Райсевик смотрел, как Лена поднимается на локтях, как с нее на бетонное покрытие падают капли крови. Боже, ее лицо напоминало жуткую маску, которые надевают в Хэллоуин. Кожа приобрела пурпурный цвет, лицо опухло. Нос был вдавлен внутрь, губа разбита, и изо рта вытекали слюни вперемешку с кровью.
– Я всю жизнь уничтожаю какие-то вещи – помогаю им исчезнуть, – Райсевик ухмыльнулся, чувствуя, что все снова пошло на лад. – Считаешь себя особенной? Ты – просто еще один скелет с мясом на костях. Ты решила самую большую проблему в моей жизни, и в понедельник я спокойно выйду на работу.
– Пожалуйста, подожди… – у нее булькало в горле, когда она это произносила.
Он высоко поднял магнитофон.
– Нет, нет, нет…
Он с силой бросил его на дорожное покрытие. Магнитофон рассыпался на множество кусочков на глазах у беспомощной Лены. На этом Райсевик не успокоился. Среди обломков он нашел кассету и раздавил ее каблуком. Все разговоры, которые звучали на протяжении дня, все детали и признания – все мгновенно и безвозвратно исчезло.
– Ты меня не остановила, Лена. Ты меня освободила.

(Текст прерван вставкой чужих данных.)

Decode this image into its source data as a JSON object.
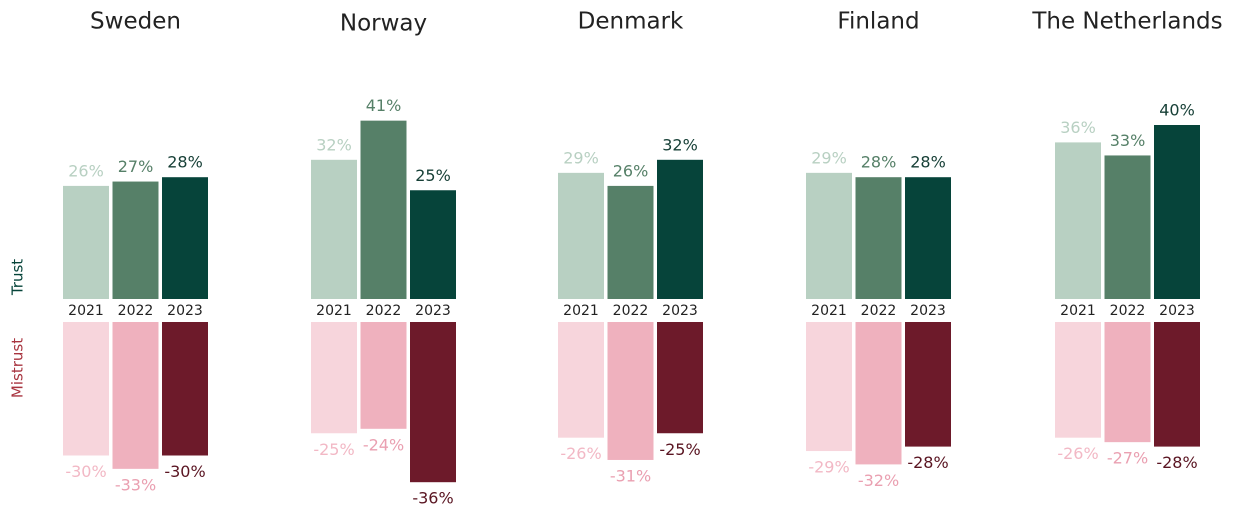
{
  "chart_data": {
    "type": "bar",
    "groups": [
      "Sweden",
      "Norway",
      "Denmark",
      "Finland",
      "The Netherlands"
    ],
    "categories": [
      "2021",
      "2022",
      "2023"
    ],
    "series": [
      {
        "name": "Trust",
        "colors": [
          "#b8d0c2",
          "#568068",
          "#06443a"
        ],
        "label_colors": [
          "#b8d0c2",
          "#568068",
          "#163f36"
        ],
        "values": [
          [
            26,
            27,
            28
          ],
          [
            32,
            41,
            25
          ],
          [
            29,
            26,
            32
          ],
          [
            29,
            28,
            28
          ],
          [
            36,
            33,
            40
          ]
        ],
        "value_labels": [
          [
            "26%",
            "27%",
            "28%"
          ],
          [
            "32%",
            "41%",
            "25%"
          ],
          [
            "29%",
            "26%",
            "32%"
          ],
          [
            "29%",
            "28%",
            "28%"
          ],
          [
            "36%",
            "33%",
            "40%"
          ]
        ]
      },
      {
        "name": "Mistrust",
        "colors": [
          "#f7d5dc",
          "#efb1be",
          "#6d1a2a"
        ],
        "label_colors": [
          "#f2b8c5",
          "#eaa0b1",
          "#5a1522"
        ],
        "values": [
          [
            -30,
            -33,
            -30
          ],
          [
            -25,
            -24,
            -36
          ],
          [
            -26,
            -31,
            -25
          ],
          [
            -29,
            -32,
            -28
          ],
          [
            -26,
            -27,
            -28
          ]
        ],
        "value_labels": [
          [
            "-30%",
            "-33%",
            "-30%"
          ],
          [
            "-25%",
            "-24%",
            "-36%"
          ],
          [
            "-26%",
            "-31%",
            "-25%"
          ],
          [
            "-29%",
            "-32%",
            "-28%"
          ],
          [
            "-26%",
            "-27%",
            "-28%"
          ]
        ]
      }
    ]
  }
}
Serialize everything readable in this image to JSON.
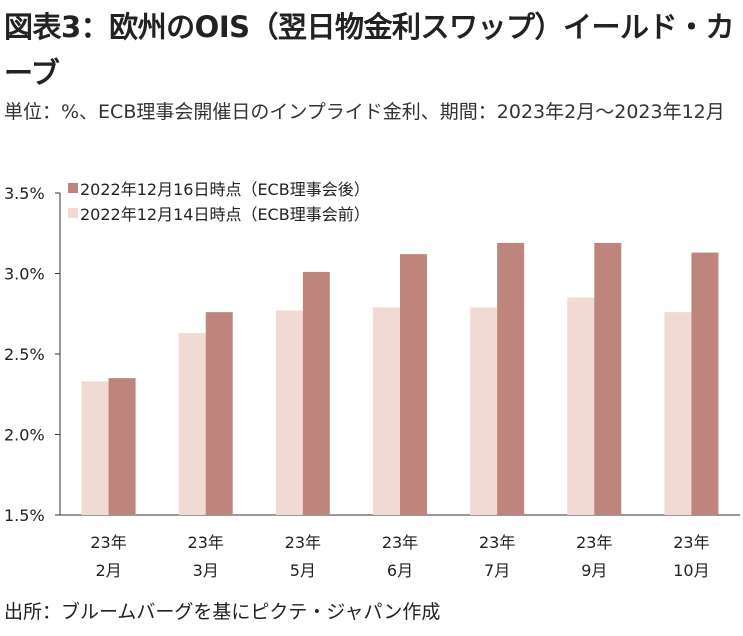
{
  "title": "図表3：欧州のOIS（翌日物金利スワップ）イールド・カーブ",
  "subtitle": "単位：%、ECB理事会開催日のインプライド金利、期間：2023年2月～2023年12月",
  "source": "出所：ブルームバーグを基にピクテ・ジャパン作成",
  "chart_data": {
    "type": "bar",
    "categories": [
      [
        "23年",
        "2月"
      ],
      [
        "23年",
        "3月"
      ],
      [
        "23年",
        "5月"
      ],
      [
        "23年",
        "6月"
      ],
      [
        "23年",
        "7月"
      ],
      [
        "23年",
        "9月"
      ],
      [
        "23年",
        "10月"
      ]
    ],
    "series": [
      {
        "name": "2022年12月14日時点（ECB理事会前）",
        "color": "#f1d9d4",
        "values": [
          2.33,
          2.63,
          2.77,
          2.79,
          2.79,
          2.85,
          2.76
        ]
      },
      {
        "name": "2022年12月16日時点（ECB理事会後）",
        "color": "#bd857c",
        "values": [
          2.35,
          2.76,
          3.01,
          3.12,
          3.19,
          3.19,
          3.13
        ]
      }
    ],
    "legend_order": [
      1,
      0
    ],
    "legend_position": "top-left",
    "ylim": [
      1.5,
      3.5
    ],
    "yticks": [
      1.5,
      2.0,
      2.5,
      3.0,
      3.5
    ],
    "ytick_labels": [
      "1.5%",
      "2.0%",
      "2.5%",
      "3.0%",
      "3.5%"
    ],
    "grid": false,
    "xlabel": "",
    "ylabel": ""
  }
}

Завтра произойдет одно из двух.
1. Меня убьет Райсевик. Это возможно и даже вероятно. Я буду в одиночку противостоять вооруженному убийце. У меня будет только пистолет, который я спрячу, и моя интуиция. Если что-то из этого меня подведет, мне не спастись. Там не работает сотовая связь, поэтому мне некому помочь.
Второй вариант?
2. Я выигрываю. Я записываю признание капрала Райсевика в убийстве Кэмбри Нгуен. В результате он отправляется в тюрьму или умирает, а я становлюсь героиней.
Что потом?
Наверное, я поеду домой.
Может, остановлюсь в кафе и съем банановый сплит[24], который мы так любили с Кэмбри в детстве и делили один на двоих. Я снова вернусь к прежней жизни. Продам пистолет. Вернусь на работу, буду оплачивать счета и попытаюсь быть таким человеком, каким была до смерти Кэмбри. Той Леной Нгуен, которая накручивает пряди волос на палец и дергает их, у которой никогда не было парня, которая прячется за созданными в Интернете образами и редко выходит из своей квартиры.